• Forum has been upgraded, all links, images, etc are as they were. Please see Official Announcements for more information

Integrity of dashd when using dashmate and other tools

I would like to start a discussion on a topic that has followed me for some time: How do we ensure the integrity of the software running on our systems? This question is essential because our systems store digital assets.

Question: How is the integrity of dashd (and the other parts for Platform) guraranteed when using dashmate? The official masternode and evonode documentation on docs.dash.org states
Verify the authenticity of your download by checking its detached signature against the public key published by the Dash Core development team. All releases of Dash are signed using GPG ...
This is good advice and part of common security best practices. But I couldn't find any calls to gpg or signature checking within dashmate. It seems that the dashd docker images also don't have any signatures. (And then there is this somewhat separate issue: A measure of trust is placed on npm, node, and all the other packages downloaded when you issue npm -g install dashmate.)

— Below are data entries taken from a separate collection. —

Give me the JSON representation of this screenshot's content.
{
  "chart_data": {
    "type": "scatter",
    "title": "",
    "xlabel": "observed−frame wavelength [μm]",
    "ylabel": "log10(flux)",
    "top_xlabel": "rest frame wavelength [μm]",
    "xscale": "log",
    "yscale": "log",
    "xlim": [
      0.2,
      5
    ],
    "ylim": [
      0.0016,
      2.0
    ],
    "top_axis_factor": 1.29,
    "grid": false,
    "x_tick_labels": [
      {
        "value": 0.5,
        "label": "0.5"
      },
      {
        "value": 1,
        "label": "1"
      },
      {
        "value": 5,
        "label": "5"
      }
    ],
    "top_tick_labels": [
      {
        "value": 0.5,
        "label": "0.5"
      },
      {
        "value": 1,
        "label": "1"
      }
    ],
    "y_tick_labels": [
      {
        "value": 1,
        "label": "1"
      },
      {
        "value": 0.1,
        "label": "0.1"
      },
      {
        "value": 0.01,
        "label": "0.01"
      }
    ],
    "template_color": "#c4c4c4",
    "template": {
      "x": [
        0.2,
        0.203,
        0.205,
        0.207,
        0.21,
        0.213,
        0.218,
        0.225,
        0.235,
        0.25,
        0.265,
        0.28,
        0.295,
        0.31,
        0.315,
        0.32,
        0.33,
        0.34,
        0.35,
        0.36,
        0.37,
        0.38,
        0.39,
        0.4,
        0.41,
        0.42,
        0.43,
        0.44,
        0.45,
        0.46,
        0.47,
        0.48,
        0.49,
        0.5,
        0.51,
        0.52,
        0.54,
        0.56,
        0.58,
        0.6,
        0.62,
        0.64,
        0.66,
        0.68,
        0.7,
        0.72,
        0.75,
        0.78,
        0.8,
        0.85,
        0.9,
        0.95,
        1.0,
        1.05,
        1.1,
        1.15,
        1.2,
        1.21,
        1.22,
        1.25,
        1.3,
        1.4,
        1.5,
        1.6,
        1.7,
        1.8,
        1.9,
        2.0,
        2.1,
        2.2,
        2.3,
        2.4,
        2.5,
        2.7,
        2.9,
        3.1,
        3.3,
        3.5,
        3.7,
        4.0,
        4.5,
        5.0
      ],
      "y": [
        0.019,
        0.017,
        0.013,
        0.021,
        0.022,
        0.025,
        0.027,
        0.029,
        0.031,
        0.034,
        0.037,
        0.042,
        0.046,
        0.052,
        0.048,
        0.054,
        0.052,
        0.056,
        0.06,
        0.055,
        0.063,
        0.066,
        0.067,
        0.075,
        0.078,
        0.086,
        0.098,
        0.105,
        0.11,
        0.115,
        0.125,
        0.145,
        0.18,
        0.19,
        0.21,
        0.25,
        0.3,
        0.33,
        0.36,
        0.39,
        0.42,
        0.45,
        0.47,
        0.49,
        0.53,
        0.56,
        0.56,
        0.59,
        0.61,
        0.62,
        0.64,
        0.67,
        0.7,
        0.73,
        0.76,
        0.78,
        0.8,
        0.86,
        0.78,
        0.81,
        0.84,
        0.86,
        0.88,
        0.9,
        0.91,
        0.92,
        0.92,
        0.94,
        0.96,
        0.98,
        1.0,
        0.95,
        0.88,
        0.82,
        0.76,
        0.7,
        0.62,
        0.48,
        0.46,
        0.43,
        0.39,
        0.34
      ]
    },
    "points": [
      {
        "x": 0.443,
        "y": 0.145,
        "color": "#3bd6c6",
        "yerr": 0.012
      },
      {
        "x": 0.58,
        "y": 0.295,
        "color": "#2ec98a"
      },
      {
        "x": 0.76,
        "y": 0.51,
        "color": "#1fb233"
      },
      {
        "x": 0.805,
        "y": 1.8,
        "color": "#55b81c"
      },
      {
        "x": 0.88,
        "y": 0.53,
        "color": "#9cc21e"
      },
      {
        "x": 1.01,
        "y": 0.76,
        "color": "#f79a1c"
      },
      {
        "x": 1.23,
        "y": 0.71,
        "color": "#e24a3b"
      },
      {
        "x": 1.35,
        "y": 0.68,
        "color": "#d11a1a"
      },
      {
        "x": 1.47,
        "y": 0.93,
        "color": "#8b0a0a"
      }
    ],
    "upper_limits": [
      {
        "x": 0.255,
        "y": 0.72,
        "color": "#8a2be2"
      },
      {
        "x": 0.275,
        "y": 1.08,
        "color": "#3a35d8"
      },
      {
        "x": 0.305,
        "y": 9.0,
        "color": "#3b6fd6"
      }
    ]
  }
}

@DCG: What's the release process for dashd images that are built for use in dashmate? Since Pasta and the Core team provide signatures, I'd like other infrastructure related tools like dashmate to use and benefit from them. Otherwise we open ourselves up to certain attack vectors.

Unfortunately, Masternode-Zeus does not perform any signature checks either. It only checks the SHA256 hashes, but downloads them from the same source as the binary file and doesn't check their integrity, which makes using them pointless. You could use the hash value in order to detect a bit flip, but that's about it. Using the hash value does not guarantee the integrity of the download in any way, if you don't check the signature.

I greatly appreciate the work of pshenmic, xkcd, and others. Especially pshenmic and xkcd have always been very helpful. This post is in no way meant to discredit their valuable work. I simply would like to start a discussion on the topic mentioned above, especially since I haven't looked into security aspects of dashmate, docker, npm, and node in more detail yet, so I could be wrong. Maybe others with more expertise in those fields can chime in.